Lastly, i had my oil pressure guage, which was the worst one of all. It was this guage, that made me never ever want to hook these dumb things up ever again. Like the other three, it ran through the dash all the way out the back of the firewall through a little hole down by the gas pedals, which is where i decided to ground the guages in the first place. Then once i made it through the fire wall i ran the pump and cord down the rear left side of the block all the way around the bottom, and up the other side. Once i had gotten it there i had drained all the oil out of the block and removed the oem plug. Then i spliced to to wires together, oem and the aftermarket guage ones and regrounded them and ran them to the battery again.
After that all i had to do was put the guage pod right back up on the pillar, to the left of the driver side seat, then i had to put my dash all back to gether, and we could call it a good night. But i had forgot to ground and wire all of the lights for the guages so i went ahead and did that really quick and go them working and called it a night.

Friday, May 4, 2012

A/C problems.

Well this week at lawsons Jerry niece Stephanie went into an auto repair shop with a common complaint of the car ac not blowing cold air. They took their Chevy cavalier into a franchise type shop and asked for an estimate to repair the air conditioning.
The facility provided a whopper of an estimate for replacing almost every component in the ac system. The shop wanted to replace the ac compressor and almost all of the parts that attached to the compressor. Stephanie got us involved before any repairs were approved.
After making some notes on what the Stephanie was told we called the auto repair shop. The service adviser notified me that the ac compressor had internal damage and spread metal through the system. This was believable and we've had to fix this before have seen this happen before.
But Jerremy decided to ask a few questions before he recommended that stephanie approve the auto repairs. He asked the service adviser what the pressure readings were on the high and low side. The adviser stated he would find out and call me back. Two hours latter he called back and notified us that the system was empty and the freon had leaked out. The red flag went up. When an a/c system is empty the compressor will not come on and testing is not possible. The standard procedure would be to test charge the system and with the compressor running to properly diagnose the failure.
Jerry asked the auto repair shop how they determined the compressor was bad and spread metal through the system without having run the compressor. He said that his technician was familiar with this make and model vehicle and that ac compressor failures are common on this type of vehicle.

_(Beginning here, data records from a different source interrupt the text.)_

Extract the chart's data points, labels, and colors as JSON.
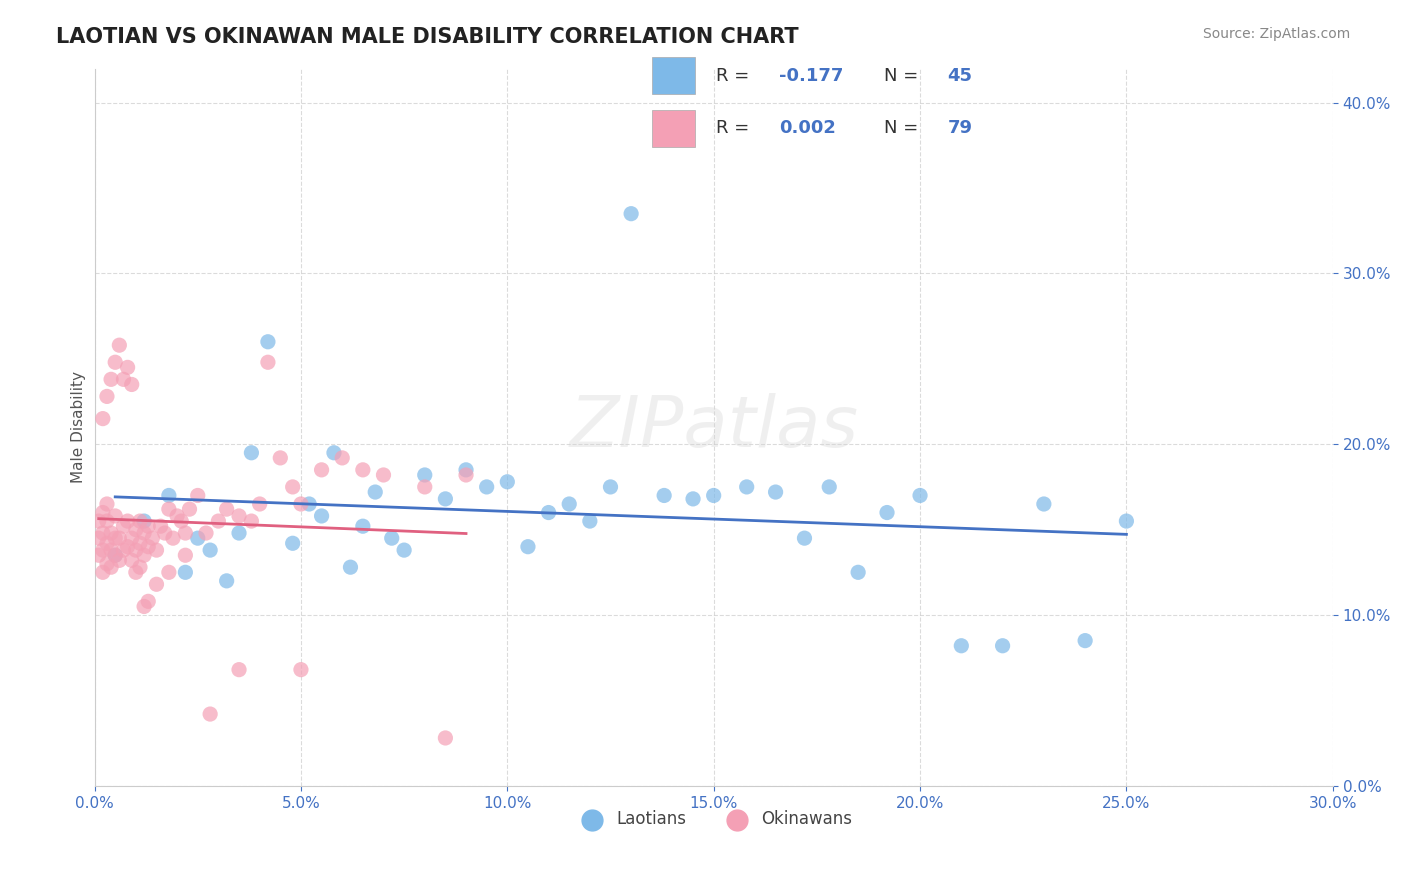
{
  "title": "LAOTIAN VS OKINAWAN MALE DISABILITY CORRELATION CHART",
  "source": "Source: ZipAtlas.com",
  "xlabel_label": "",
  "ylabel_label": "Male Disability",
  "xlim": [
    0.0,
    0.3
  ],
  "ylim": [
    0.0,
    0.42
  ],
  "xtick_vals": [
    0.0,
    0.05,
    0.1,
    0.15,
    0.2,
    0.25,
    0.3
  ],
  "xtick_labels": [
    "0.0%",
    "",
    "",
    "",
    "",
    "",
    "30.0%"
  ],
  "ytick_vals": [
    0.0,
    0.1,
    0.2,
    0.3,
    0.4
  ],
  "ytick_labels": [
    "",
    "10.0%",
    "20.0%",
    "30.0%",
    "40.0%"
  ],
  "grid_color": "#cccccc",
  "background_color": "#ffffff",
  "laotian_color": "#7EB9E8",
  "okinawan_color": "#F4A0B5",
  "laotian_line_color": "#4472C4",
  "okinawan_line_color": "#E06080",
  "watermark": "ZIPatlas",
  "legend_r_laotian": "R = -0.177",
  "legend_n_laotian": "N = 45",
  "legend_r_okinawan": "R = 0.002",
  "legend_n_okinawan": "N = 79",
  "laotian_x": [
    0.005,
    0.012,
    0.018,
    0.022,
    0.025,
    0.028,
    0.032,
    0.035,
    0.038,
    0.042,
    0.048,
    0.052,
    0.055,
    0.058,
    0.062,
    0.065,
    0.068,
    0.072,
    0.075,
    0.08,
    0.085,
    0.09,
    0.095,
    0.1,
    0.105,
    0.11,
    0.115,
    0.12,
    0.125,
    0.13,
    0.138,
    0.145,
    0.15,
    0.158,
    0.165,
    0.172,
    0.178,
    0.185,
    0.192,
    0.2,
    0.21,
    0.22,
    0.23,
    0.24,
    0.25
  ],
  "laotian_y": [
    0.135,
    0.155,
    0.17,
    0.125,
    0.145,
    0.138,
    0.12,
    0.148,
    0.195,
    0.26,
    0.142,
    0.165,
    0.158,
    0.195,
    0.128,
    0.152,
    0.172,
    0.145,
    0.138,
    0.182,
    0.168,
    0.185,
    0.175,
    0.178,
    0.14,
    0.16,
    0.165,
    0.155,
    0.175,
    0.335,
    0.17,
    0.168,
    0.17,
    0.175,
    0.172,
    0.145,
    0.175,
    0.125,
    0.16,
    0.17,
    0.082,
    0.082,
    0.165,
    0.085,
    0.155
  ],
  "okinawan_x": [
    0.001,
    0.001,
    0.001,
    0.002,
    0.002,
    0.002,
    0.002,
    0.003,
    0.003,
    0.003,
    0.003,
    0.004,
    0.004,
    0.004,
    0.005,
    0.005,
    0.005,
    0.006,
    0.006,
    0.007,
    0.007,
    0.008,
    0.008,
    0.009,
    0.009,
    0.01,
    0.01,
    0.011,
    0.011,
    0.012,
    0.012,
    0.013,
    0.013,
    0.014,
    0.015,
    0.016,
    0.017,
    0.018,
    0.019,
    0.02,
    0.021,
    0.022,
    0.023,
    0.025,
    0.027,
    0.03,
    0.032,
    0.035,
    0.038,
    0.04,
    0.042,
    0.045,
    0.048,
    0.05,
    0.055,
    0.06,
    0.065,
    0.07,
    0.08,
    0.09,
    0.002,
    0.003,
    0.004,
    0.005,
    0.006,
    0.007,
    0.008,
    0.009,
    0.01,
    0.011,
    0.012,
    0.013,
    0.015,
    0.018,
    0.022,
    0.028,
    0.035,
    0.05,
    0.085
  ],
  "okinawan_y": [
    0.135,
    0.145,
    0.155,
    0.125,
    0.138,
    0.148,
    0.16,
    0.13,
    0.142,
    0.155,
    0.165,
    0.128,
    0.138,
    0.148,
    0.135,
    0.145,
    0.158,
    0.132,
    0.145,
    0.138,
    0.152,
    0.14,
    0.155,
    0.132,
    0.145,
    0.138,
    0.15,
    0.142,
    0.155,
    0.135,
    0.148,
    0.14,
    0.152,
    0.145,
    0.138,
    0.152,
    0.148,
    0.162,
    0.145,
    0.158,
    0.155,
    0.148,
    0.162,
    0.17,
    0.148,
    0.155,
    0.162,
    0.158,
    0.155,
    0.165,
    0.248,
    0.192,
    0.175,
    0.165,
    0.185,
    0.192,
    0.185,
    0.182,
    0.175,
    0.182,
    0.215,
    0.228,
    0.238,
    0.248,
    0.258,
    0.238,
    0.245,
    0.235,
    0.125,
    0.128,
    0.105,
    0.108,
    0.118,
    0.125,
    0.135,
    0.042,
    0.068,
    0.068,
    0.028
  ]
}
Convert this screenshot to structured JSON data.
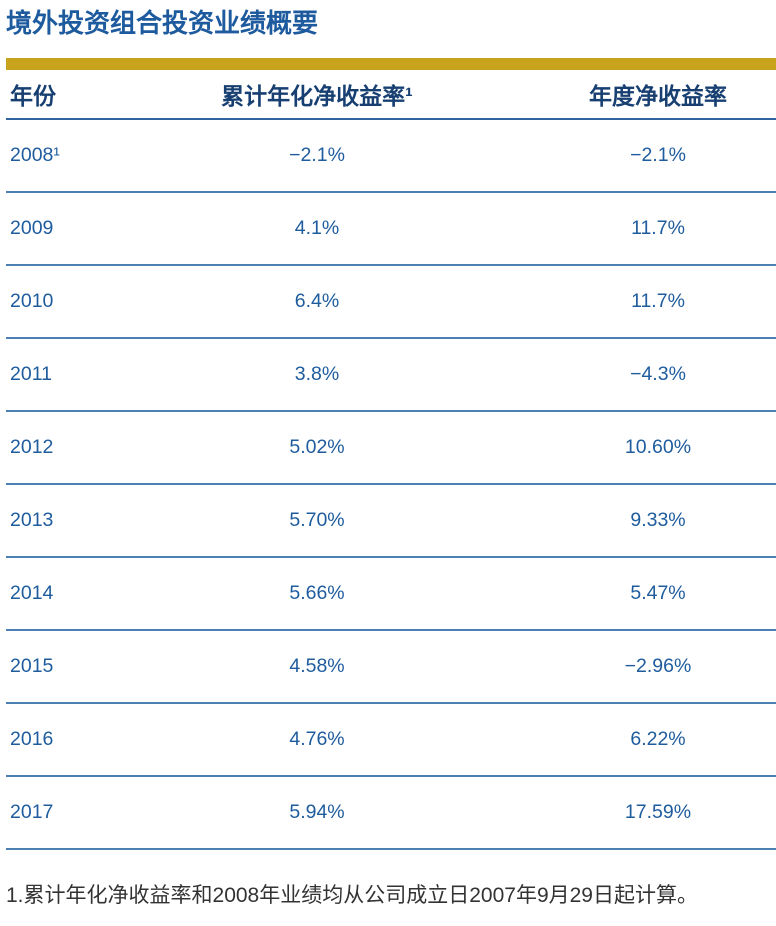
{
  "title": "境外投资组合投资业绩概要",
  "colors": {
    "title_text": "#1D5A9E",
    "gold_accent_bar": "#C8A41E",
    "header_text": "#173F72",
    "header_underline": "#31649C",
    "data_text": "#1E5C9E",
    "row_separator": "#4D80B2",
    "footnote_text": "#333333"
  },
  "table": {
    "columns": [
      "年份",
      "累计年化净收益率¹",
      "年度净收益率"
    ],
    "rows": [
      {
        "year": "2008¹",
        "cumulative": "−2.1%",
        "annual": "−2.1%"
      },
      {
        "year": "2009",
        "cumulative": "4.1%",
        "annual": "11.7%"
      },
      {
        "year": "2010",
        "cumulative": "6.4%",
        "annual": "11.7%"
      },
      {
        "year": "2011",
        "cumulative": "3.8%",
        "annual": "−4.3%"
      },
      {
        "year": "2012",
        "cumulative": "5.02%",
        "annual": "10.60%"
      },
      {
        "year": "2013",
        "cumulative": "5.70%",
        "annual": "9.33%"
      },
      {
        "year": "2014",
        "cumulative": "5.66%",
        "annual": "5.47%"
      },
      {
        "year": "2015",
        "cumulative": "4.58%",
        "annual": "−2.96%"
      },
      {
        "year": "2016",
        "cumulative": "4.76%",
        "annual": "6.22%"
      },
      {
        "year": "2017",
        "cumulative": "5.94%",
        "annual": "17.59%"
      }
    ]
  },
  "footnote": "1.累计年化净收益率和2008年业绩均从公司成立日2007年9月29日起计算。",
  "chart_data": {
    "type": "table",
    "title": "境外投资组合投资业绩概要",
    "columns": [
      "年份",
      "累计年化净收益率(%)",
      "年度净收益率(%)"
    ],
    "categories": [
      "2008",
      "2009",
      "2010",
      "2011",
      "2012",
      "2013",
      "2014",
      "2015",
      "2016",
      "2017"
    ],
    "series": [
      {
        "name": "累计年化净收益率",
        "values": [
          -2.1,
          4.1,
          6.4,
          3.8,
          5.02,
          5.7,
          5.66,
          4.58,
          4.76,
          5.94
        ]
      },
      {
        "name": "年度净收益率",
        "values": [
          -2.1,
          11.7,
          11.7,
          -4.3,
          10.6,
          9.33,
          5.47,
          -2.96,
          6.22,
          17.59
        ]
      }
    ],
    "footnote": "累计年化净收益率和2008年业绩均从公司成立日2007年9月29日起计算"
  }
}
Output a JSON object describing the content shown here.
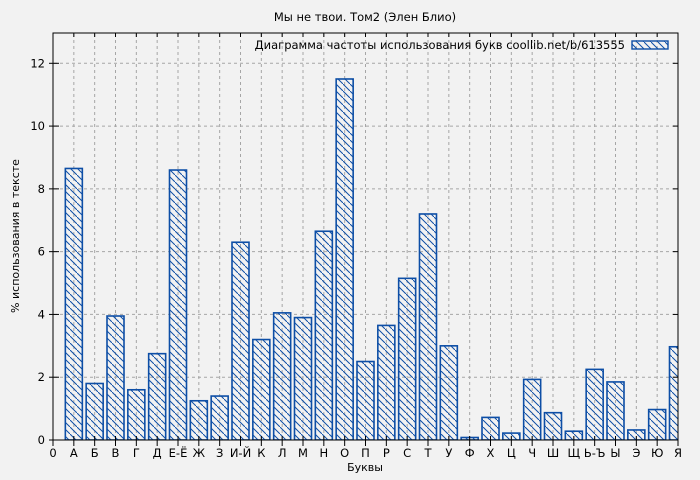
{
  "chart_data": {
    "type": "bar",
    "title": "Мы не твои. Том2 (Элен Блио)",
    "legend": "Диаграмма частоты использования букв coollib.net/b/613555",
    "legend_position": "top-right",
    "xlabel": "Буквы",
    "ylabel": "% использования в тексте",
    "categories": [
      "0",
      "А",
      "Б",
      "В",
      "Г",
      "Д",
      "Е-Ё",
      "Ж",
      "З",
      "И-Й",
      "К",
      "Л",
      "М",
      "Н",
      "О",
      "П",
      "Р",
      "С",
      "Т",
      "У",
      "Ф",
      "Х",
      "Ц",
      "Ч",
      "Ш",
      "Щ",
      "Ь-Ъ",
      "Ы",
      "Э",
      "Ю",
      "Я"
    ],
    "values": [
      0,
      8.65,
      1.8,
      3.95,
      1.6,
      2.75,
      8.6,
      1.25,
      1.4,
      6.3,
      3.2,
      4.05,
      3.9,
      6.65,
      11.5,
      2.5,
      3.65,
      5.15,
      7.2,
      3.0,
      0.08,
      0.72,
      0.22,
      1.93,
      0.87,
      0.28,
      2.25,
      1.85,
      0.32,
      0.97,
      2.97
    ],
    "ylim": [
      0,
      13
    ],
    "yticks": [
      0,
      2,
      4,
      6,
      8,
      10,
      12
    ],
    "grid": true,
    "hatch": "diagonal-backslash",
    "colors": {
      "bar_stroke": "#0d4ea6",
      "background": "#f2f2f2",
      "grid": "#a6a6a6",
      "border": "#000000",
      "text": "#000000"
    }
  }
}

At this point Jerry called his niece and recommended to move the vehicle. He informed Stephanie that this shop did no diagnosis and was planning on replacing all the parts and hoping the vehicle would be fixed. she agreed and moved the vehicle to an a/c specialty shop. This is what made me laugh about this whole thing. The ac shop test charged the system and found a leaking evaporator.
This was the one part that the first shop left out of the estimate. The first shop would have replaced all of those good parts and left the one bad part remaining. Why did they leave the evaporator out of the estimate?

The reason is that the evaporator is hard to replace. The first shop was only interested in doing the easier repairs and hoping it would fix the problem. Now  that we've fixed the car which allowed stephanie to avoid replacing $1500.00 of ac components that were not needed.

Now steph. is back on the road with cold A/C, and that's just one less thing we have to worry about. Hopefully here soon we'll be able to figure out why all my lights and electronics in the truck are being backfed, but we'll save that for another day. But mostly because we still have 3 more vehicles to fix first.